The way microorganisms are named affect the final results of lefse

Hey, I encountered an issue: I was working on Galaxy and trying to run lefse but the output files were different when I changed the way microorganisms are named.
The lef_usual.txt is the input file whose microorganisms are named like “Clostridium_sp_DL_VIII”. Underscore is the only special character in the input file.
lef_usual.txt (423.5 KB)
The result is uploaded here.


Then I cleaned up the data to the most basic of formats like “ClostridiumspDLVIII” and ran it again. The input file named lef_basic.txt is uploaded here.
lef_basic.txt (423.4 KB)
The new result is uploaded here and it is different from the first one.

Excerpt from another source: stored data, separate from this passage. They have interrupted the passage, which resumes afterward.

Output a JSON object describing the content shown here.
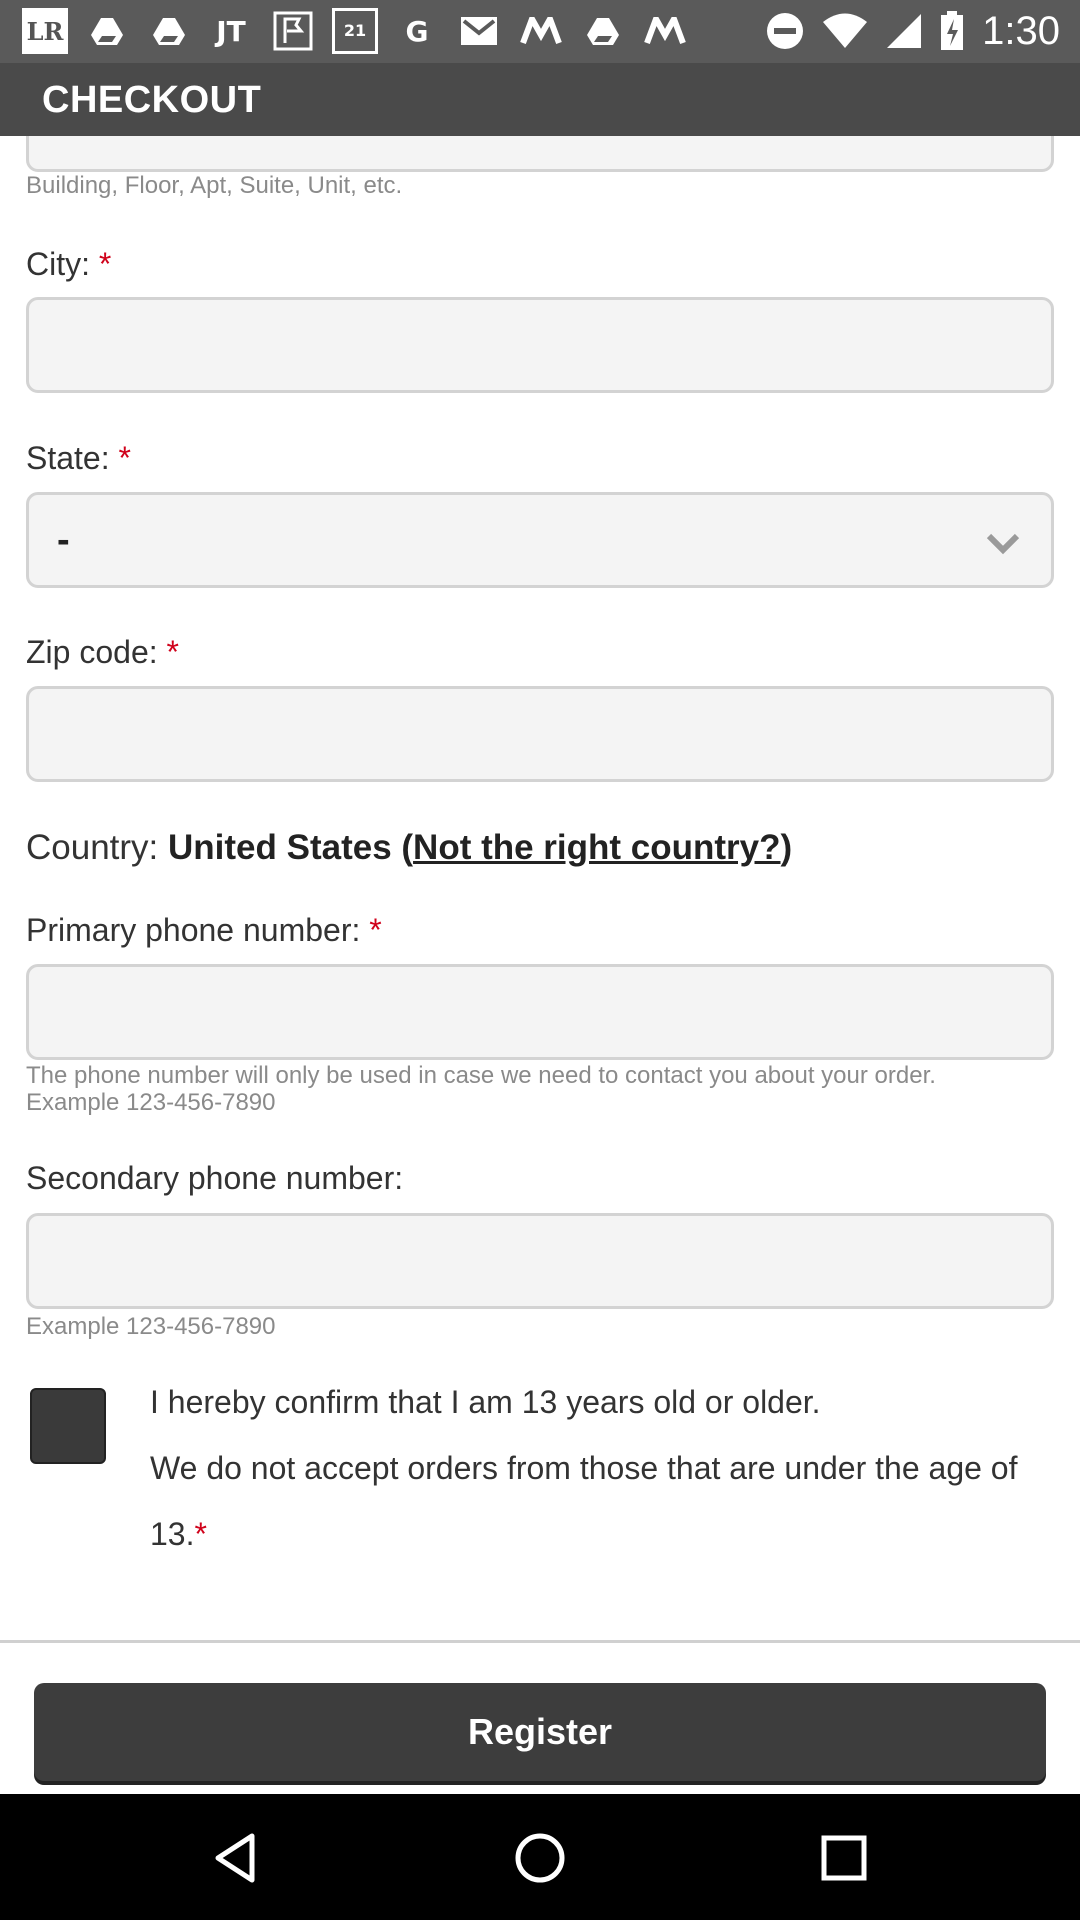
{
  "status_bar": {
    "time": "1:30",
    "notification_icons": [
      "LR",
      "JT",
      "21",
      "G"
    ],
    "icons": [
      "lr-icon",
      "drive-icon",
      "drive-icon",
      "jt-icon",
      "flag-icon",
      "forever21-icon",
      "google-icon",
      "gmail-icon",
      "moto-icon",
      "drive-icon",
      "moto-icon",
      "dnd-icon",
      "wifi-icon",
      "signal-icon",
      "battery-icon"
    ]
  },
  "app_bar": {
    "title": "CHECKOUT"
  },
  "form": {
    "address2_help": "Building, Floor, Apt, Suite, Unit, etc.",
    "city_label": "City:",
    "state_label": "State:",
    "state_value": "-",
    "zip_label": "Zip code:",
    "country_prefix": "Country: ",
    "country_value": "United States",
    "country_open_paren": " (",
    "country_link": "Not the right country?",
    "country_close_paren": ")",
    "primary_phone_label": "Primary phone number:",
    "primary_phone_help_1": "The phone number will only be used in case we need to contact you about your order.",
    "primary_phone_help_2": "Example 123-456-7890",
    "secondary_phone_label": "Secondary phone number:",
    "secondary_phone_help": "Example 123-456-7890",
    "confirm_line1": "I hereby confirm that I am 13 years old or older.",
    "confirm_line2": "We do not accept orders from those that are under the age of 13.",
    "required_mark": "*",
    "register_label": "Register"
  },
  "colors": {
    "required": "#d0021b",
    "button": "#3d3d3d",
    "app_bar": "#4a4a4a"
  }
}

The relevant parameters of the two tasks are the same, and only the naming method of the first column of the input file has changed.

So, why does just changing the way microorganisms are named affect the final results? Do we need to turn the data into the most basic way like “ClostridiumspDLVIII” to get the most correct results? If so, cleaning up to the most basic of formats like “ClostridiumspDLVIII” is hard to read and it is also difficult to search “ClostridiumspDLVIII” on the Internet. So, can Galaxy solve this problem thoroughly? Can the program of Lefse analysis be optimized?

Hello,
Thank you for bringing up this issue, I apologize for the delay but I am looking into it now.
Best,
Meg

This issue has been resolved for the pypi version of LEfSe, and needs to be resolved still on Galaxy. In the meantime, I recommend using the pypi version downloadable here, with the following commands:

lefse_format_input.py Downloads/lef_usual.txt Downloads/lef_usual.in -c 2 -s -1 -u 1 -o 1000000
lefse_run.py Downloads/lef_usual.in Downloads/lef_usual.res
lefse_plot_res.py Downloads/lef_usual.res Downloads/lef_usual.png

When I run the above, and then re-run using lef_basic.txt, I get the same results. The results are similar to (though not identical–this is a version difference between pypi and Galaxy versions) the results you saw for the lef_basic run on the Galaxy version. I hope that helps, and we are working to resolve the problem on the Galaxy version.

Dear Meg

Thanks. During the execution of the 3rd line “lefse_plot_res.py lefse/collapse.frequency.table.with.meta.res lefse/collapse.frequency.table.with.meta.png” , I found the following error:

Traceback (most recent call last):
File “/opt/anaconda3/envs/thelefse/bin/lefse_plot_res.py”, line 10, in
sys.exit(plot_res())
File “/opt/anaconda3/envs/thelefse/lib/python3.9/site-packages/lefse/lefse_plot_res.py”, line 177, in plot_res
else: plot_histo_hor(params[‘output_file’],params,data,len(data[‘cls’]) == 2,params[‘report_features’])
File “/opt/anaconda3/envs/thelefse/lib/python3.9/site-packages/lefse/lefse_plot_res.py”, line 104, in plot_histo_hor
if len(rr) > params[‘max_feature_len’]: rr = rr[:params[‘max_feature_len’]/2-2]+" […]"+rr[-params[‘max_feature_len’]/2+2:]
TypeError: slice indices must be integers or None or have an index method

I cannot figure it out. Can you check please?

Best
Rashid

Hi Rashid,
I haven’t come across this particular error before. Is there a dataset you could send me that reproduces the error, and I can try to troubleshoot?
Thanks,
Meg